Why use standards in the healthcare technology:

  • Get the ability to extend current EHR solutions to effectively address gaps between institutions.
  • Establish and promote consistency within an institution across multiple applications (such as shared Clinical Decision Support or Terminology Services).
  • Provide an underpinning platform to allow for adoption of new capabilities or innovation, provided by enabling a shared services bus.
  • Allow for an integrative approach bringing together existing and emerging data sharing protocols.
  • Provide the basis for a service-enabled e-health infrastructure.

 


Healthcare and Business Process Modeling

Most healthcare systems depend on diagrams and flow charts to document how clinical procedures should happen. These pathways, limited in details, are often stored in binders or saved in desktop computers. Applying OMG process modeling standards creates a blueprint for shareable pathways across clinical institutions, thereby reducing clinical steps to simple computerized orders. The “Field Guide to Shareable Clinical Pathways” focuses on three OMG business process standards to represent clinical pathways that define distinct aspects of care workflow and decision-making: Business Process Model and Notation (BPMN), Case Management Model and Notation (CMMN) and Decision Model and Notation (DMN).



Business Process Model and Notation™

Business Process Model and Notation has become the de-facto standard for business processes diagrams. It is intended to be used directly by the stakeholders who design, manage and realize business processes, but at the same time be precise enough to allow BPMN diagrams to be translated into software process components. BPMN has an easy-to-use flowchart-like notation that’s independent of any particular implementation environment.



Case Management Model and Notation™

CMMN is a graphical notation used for capturing work methods that are based on the handling of cases requiring various activities that may be performed in an unpredictable order in response to evolving situations. Using an event-centered approach and the concept of a case file, CMMN expands the boundaries of what can be modeled with BPMN, including less structured work efforts and those driven by knowledge workers. Using a combination of BPMN and CMMN allows users to cover a much broader spectrum of work methods.

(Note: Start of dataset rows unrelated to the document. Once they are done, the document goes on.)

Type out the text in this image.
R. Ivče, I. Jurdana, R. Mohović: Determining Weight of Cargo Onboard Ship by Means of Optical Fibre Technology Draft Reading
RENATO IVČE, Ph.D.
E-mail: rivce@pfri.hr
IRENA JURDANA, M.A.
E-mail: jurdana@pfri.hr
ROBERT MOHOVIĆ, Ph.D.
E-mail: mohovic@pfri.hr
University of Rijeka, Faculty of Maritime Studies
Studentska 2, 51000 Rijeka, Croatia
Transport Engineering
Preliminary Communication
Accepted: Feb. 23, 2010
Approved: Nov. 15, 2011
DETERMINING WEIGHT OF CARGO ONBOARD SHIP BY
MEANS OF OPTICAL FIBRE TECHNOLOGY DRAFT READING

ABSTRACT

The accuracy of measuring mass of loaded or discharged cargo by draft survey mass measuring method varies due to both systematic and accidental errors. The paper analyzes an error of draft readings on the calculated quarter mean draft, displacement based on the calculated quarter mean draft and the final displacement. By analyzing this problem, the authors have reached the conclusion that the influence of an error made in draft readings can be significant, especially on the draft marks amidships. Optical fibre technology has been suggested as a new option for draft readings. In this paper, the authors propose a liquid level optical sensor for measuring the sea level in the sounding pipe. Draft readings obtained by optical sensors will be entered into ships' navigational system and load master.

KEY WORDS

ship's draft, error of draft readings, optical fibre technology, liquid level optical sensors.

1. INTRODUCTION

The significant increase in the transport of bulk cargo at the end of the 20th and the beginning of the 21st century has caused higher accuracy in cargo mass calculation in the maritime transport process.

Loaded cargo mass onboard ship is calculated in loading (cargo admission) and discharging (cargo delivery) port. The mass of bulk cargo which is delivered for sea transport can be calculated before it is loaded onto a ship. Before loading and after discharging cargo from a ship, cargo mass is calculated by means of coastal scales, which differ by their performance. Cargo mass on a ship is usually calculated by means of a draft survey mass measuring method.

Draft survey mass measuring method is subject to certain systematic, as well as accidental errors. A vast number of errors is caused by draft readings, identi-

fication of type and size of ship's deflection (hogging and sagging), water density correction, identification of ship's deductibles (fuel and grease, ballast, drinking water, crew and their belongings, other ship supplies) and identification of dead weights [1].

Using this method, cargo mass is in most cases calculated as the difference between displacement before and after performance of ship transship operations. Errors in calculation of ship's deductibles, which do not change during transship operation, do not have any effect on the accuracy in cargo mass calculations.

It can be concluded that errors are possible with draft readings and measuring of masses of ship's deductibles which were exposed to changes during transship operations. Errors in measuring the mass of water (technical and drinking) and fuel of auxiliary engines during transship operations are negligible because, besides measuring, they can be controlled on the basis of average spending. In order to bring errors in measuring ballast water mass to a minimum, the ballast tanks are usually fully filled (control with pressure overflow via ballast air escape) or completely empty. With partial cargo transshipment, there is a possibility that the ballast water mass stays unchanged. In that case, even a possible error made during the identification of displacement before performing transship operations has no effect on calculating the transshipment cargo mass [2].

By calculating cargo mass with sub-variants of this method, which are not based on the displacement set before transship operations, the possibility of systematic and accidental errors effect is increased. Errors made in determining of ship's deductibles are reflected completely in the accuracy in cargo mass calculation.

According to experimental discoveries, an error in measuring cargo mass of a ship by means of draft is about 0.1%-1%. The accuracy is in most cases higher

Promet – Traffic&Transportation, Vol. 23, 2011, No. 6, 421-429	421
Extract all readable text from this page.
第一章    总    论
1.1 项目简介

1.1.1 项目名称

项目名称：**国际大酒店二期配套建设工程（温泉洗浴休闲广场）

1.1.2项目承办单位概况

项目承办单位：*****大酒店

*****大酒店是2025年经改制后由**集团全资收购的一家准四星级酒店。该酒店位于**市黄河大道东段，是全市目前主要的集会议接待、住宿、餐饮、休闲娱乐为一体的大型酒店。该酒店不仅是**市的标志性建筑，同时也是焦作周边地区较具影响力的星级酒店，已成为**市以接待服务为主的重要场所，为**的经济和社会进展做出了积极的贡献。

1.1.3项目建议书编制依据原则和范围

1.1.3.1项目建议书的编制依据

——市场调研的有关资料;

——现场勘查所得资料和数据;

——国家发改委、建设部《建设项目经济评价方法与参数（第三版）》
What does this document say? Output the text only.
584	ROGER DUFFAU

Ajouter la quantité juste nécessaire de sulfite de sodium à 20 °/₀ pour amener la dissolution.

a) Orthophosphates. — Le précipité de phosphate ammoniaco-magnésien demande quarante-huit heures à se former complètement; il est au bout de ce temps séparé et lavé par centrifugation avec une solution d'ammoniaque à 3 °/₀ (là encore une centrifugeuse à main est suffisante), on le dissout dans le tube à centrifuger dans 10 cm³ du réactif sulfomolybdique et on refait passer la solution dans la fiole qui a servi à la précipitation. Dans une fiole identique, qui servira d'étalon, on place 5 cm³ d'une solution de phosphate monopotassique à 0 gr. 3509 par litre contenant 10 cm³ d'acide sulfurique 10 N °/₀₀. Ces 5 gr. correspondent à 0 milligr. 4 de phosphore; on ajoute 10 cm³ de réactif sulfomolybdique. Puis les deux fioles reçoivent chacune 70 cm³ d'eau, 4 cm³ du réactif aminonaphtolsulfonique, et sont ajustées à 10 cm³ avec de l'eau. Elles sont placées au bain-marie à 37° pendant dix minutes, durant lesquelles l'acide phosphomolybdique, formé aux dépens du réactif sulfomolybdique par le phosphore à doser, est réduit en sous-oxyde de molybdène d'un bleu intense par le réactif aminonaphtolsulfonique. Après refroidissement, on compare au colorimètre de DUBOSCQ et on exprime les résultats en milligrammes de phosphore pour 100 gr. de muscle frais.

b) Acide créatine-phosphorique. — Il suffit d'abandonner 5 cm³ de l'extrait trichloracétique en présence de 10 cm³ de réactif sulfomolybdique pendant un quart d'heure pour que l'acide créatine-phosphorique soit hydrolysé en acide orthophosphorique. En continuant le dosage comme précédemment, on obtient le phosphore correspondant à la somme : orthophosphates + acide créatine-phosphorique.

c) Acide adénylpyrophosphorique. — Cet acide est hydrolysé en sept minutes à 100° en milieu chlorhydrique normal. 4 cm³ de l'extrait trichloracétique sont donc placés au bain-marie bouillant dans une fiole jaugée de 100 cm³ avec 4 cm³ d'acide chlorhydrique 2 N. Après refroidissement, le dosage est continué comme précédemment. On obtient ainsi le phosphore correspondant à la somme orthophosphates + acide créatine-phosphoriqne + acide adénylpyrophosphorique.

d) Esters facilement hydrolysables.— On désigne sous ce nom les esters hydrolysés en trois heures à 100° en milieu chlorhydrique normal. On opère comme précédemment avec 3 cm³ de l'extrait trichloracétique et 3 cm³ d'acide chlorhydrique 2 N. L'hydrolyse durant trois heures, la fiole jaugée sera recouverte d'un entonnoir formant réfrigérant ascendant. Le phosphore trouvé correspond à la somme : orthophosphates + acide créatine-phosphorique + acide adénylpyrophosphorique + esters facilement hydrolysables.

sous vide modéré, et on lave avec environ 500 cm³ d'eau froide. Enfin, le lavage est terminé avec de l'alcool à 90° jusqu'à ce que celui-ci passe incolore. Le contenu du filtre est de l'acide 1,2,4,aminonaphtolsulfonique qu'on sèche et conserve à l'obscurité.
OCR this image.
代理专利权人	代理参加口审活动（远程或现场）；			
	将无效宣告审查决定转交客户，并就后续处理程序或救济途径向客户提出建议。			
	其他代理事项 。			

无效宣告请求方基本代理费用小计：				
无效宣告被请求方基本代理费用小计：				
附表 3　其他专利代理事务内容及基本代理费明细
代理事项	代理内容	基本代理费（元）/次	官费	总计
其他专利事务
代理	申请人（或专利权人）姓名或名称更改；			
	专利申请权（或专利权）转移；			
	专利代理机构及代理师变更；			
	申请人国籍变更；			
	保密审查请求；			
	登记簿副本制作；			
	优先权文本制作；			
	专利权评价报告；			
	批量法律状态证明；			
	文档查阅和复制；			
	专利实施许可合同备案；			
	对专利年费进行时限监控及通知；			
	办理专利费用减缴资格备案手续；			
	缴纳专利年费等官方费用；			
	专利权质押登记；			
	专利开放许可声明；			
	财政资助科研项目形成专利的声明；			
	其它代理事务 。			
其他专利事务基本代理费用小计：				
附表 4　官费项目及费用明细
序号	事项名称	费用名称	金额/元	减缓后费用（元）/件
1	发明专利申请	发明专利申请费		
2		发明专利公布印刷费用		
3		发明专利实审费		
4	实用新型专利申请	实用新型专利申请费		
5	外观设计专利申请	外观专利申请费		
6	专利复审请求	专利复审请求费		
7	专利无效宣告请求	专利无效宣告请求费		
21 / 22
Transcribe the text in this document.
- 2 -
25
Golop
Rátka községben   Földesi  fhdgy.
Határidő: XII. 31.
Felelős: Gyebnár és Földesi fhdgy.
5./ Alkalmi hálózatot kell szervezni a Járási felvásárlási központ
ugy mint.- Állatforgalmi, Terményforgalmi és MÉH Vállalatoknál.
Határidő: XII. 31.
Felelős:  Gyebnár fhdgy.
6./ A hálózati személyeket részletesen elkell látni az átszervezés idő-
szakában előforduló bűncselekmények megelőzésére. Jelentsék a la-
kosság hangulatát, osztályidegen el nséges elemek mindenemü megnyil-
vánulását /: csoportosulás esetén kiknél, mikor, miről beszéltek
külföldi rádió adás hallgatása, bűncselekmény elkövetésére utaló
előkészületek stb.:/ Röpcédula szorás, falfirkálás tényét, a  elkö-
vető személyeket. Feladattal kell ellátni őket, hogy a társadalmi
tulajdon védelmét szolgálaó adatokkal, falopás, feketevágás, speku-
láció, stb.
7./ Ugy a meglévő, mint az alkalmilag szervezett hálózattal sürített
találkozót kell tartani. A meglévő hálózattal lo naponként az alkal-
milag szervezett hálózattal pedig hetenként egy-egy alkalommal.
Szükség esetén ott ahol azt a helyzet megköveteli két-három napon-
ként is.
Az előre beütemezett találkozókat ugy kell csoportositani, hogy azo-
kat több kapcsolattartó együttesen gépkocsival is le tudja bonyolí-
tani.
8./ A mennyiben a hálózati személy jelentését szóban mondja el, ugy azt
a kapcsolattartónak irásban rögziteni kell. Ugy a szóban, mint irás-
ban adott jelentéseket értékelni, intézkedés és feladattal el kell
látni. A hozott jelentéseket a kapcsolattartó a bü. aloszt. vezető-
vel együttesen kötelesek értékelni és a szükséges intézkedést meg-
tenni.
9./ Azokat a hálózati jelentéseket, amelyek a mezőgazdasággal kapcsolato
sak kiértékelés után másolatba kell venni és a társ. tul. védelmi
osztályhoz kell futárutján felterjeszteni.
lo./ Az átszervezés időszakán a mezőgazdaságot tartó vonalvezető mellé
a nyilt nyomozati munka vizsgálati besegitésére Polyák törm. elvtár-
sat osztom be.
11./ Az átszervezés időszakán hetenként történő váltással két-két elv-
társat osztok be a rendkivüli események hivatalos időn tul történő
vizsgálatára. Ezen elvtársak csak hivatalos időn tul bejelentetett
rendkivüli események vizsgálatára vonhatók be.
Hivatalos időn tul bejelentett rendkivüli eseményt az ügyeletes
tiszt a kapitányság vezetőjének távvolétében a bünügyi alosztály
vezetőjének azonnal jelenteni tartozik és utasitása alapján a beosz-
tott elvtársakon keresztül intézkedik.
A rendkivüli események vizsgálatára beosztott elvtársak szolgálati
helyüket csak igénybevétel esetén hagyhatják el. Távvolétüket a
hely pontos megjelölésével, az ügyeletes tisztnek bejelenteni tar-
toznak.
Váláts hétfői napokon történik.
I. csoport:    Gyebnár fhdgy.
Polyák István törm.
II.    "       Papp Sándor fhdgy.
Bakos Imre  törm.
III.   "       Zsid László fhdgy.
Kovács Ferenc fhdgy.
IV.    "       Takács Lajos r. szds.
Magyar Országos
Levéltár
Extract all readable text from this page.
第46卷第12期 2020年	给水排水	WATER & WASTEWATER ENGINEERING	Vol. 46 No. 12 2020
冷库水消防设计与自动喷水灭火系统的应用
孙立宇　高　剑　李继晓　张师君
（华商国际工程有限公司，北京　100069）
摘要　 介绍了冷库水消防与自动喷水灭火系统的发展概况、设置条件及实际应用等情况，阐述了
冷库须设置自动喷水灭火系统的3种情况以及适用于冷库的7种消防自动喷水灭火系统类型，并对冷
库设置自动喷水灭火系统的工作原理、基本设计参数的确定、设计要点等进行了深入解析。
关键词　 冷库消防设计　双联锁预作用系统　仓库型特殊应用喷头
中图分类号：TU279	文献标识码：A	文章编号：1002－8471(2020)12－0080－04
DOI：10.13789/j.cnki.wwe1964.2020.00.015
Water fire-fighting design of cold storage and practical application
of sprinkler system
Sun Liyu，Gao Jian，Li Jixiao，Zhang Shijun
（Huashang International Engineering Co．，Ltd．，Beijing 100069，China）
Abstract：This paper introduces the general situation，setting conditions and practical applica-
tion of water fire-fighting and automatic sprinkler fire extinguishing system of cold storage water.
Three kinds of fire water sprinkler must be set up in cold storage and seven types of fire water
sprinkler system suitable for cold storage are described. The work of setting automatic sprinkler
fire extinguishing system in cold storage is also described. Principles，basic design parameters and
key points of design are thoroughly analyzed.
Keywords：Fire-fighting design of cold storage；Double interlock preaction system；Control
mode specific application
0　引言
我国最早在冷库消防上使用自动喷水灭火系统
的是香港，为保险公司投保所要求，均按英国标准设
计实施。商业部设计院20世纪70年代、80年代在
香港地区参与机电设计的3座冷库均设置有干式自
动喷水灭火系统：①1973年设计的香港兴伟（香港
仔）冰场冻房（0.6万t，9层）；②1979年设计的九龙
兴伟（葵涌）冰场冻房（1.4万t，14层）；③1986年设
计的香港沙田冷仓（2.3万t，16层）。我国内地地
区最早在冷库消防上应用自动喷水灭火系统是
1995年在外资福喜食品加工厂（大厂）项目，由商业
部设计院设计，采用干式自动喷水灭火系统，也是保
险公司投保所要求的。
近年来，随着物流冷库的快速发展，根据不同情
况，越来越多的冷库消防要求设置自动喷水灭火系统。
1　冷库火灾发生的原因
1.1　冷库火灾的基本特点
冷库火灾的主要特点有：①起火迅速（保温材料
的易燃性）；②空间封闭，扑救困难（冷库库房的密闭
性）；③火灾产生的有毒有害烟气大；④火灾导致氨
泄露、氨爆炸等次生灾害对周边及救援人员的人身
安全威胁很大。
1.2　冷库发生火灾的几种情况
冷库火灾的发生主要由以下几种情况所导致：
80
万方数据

Decision Model and Notation™

DMN is a modeling language and notation for the precise specification of business decisions and business rules. DMN is easily readable by the different types of people involved in decision management. These include: business people who specify the rules and monitor their application; business analysts.



Services Directory™

The Services Directory (ServD) specification provides an SOA model to support the discovery of, and access to, service provider, individual, and organizational information including; locations, associations, contact details, services, identifiers, and many other relevant characteristics/attributes. This information can be relevant for use by both people and/or computers. Actors are able to use this information to support secure transfer of personal and confidential information to network end point applications or shared repositories. This specification has been developed to meet the needs of interoperability in healthcare and community services.



Clinical Decision Support Service™

Clinical Decision Support Service™ (CDSS™) allows for access to industry best-practices and institutional or licensed knowledge to conduct patient-specific assessment and provide recommendations to clinicians on best-practice or suggested protocols. A Decision Support Service takes in patient data as the input and provides back patient-specific assessments and recommendations.



Common Terminology Services 2™

The Common Terminology Service Version 2 is a functional standard defining the capabilities, responsibilities, inputs, outputs, and expected behavior defining a set of core functionality to support the management, maintenance, and interaction with ontologies and medical vocabulary systems.  CTS 2 provides a consensus API that can be integrated on top of existing terminology systems, allowing disparate terminology systems to interoperate via CTS 2 interfaces while maintaining and fulfilling their local, often specific, terminology functional requirements.



Archetype Modeling Language™

Archetype Modeling Language™ (AML™) defines a standard means for modeling Archetype Models (AMs) to support the representation of Clinical Information Modeling Initiative (CIMI) artifacts using modeling profiles as defined in the UML. Archetype Models are Platform Independent Models (PIMs) and are developed as a set of constraints on a specific Reference Model (RM).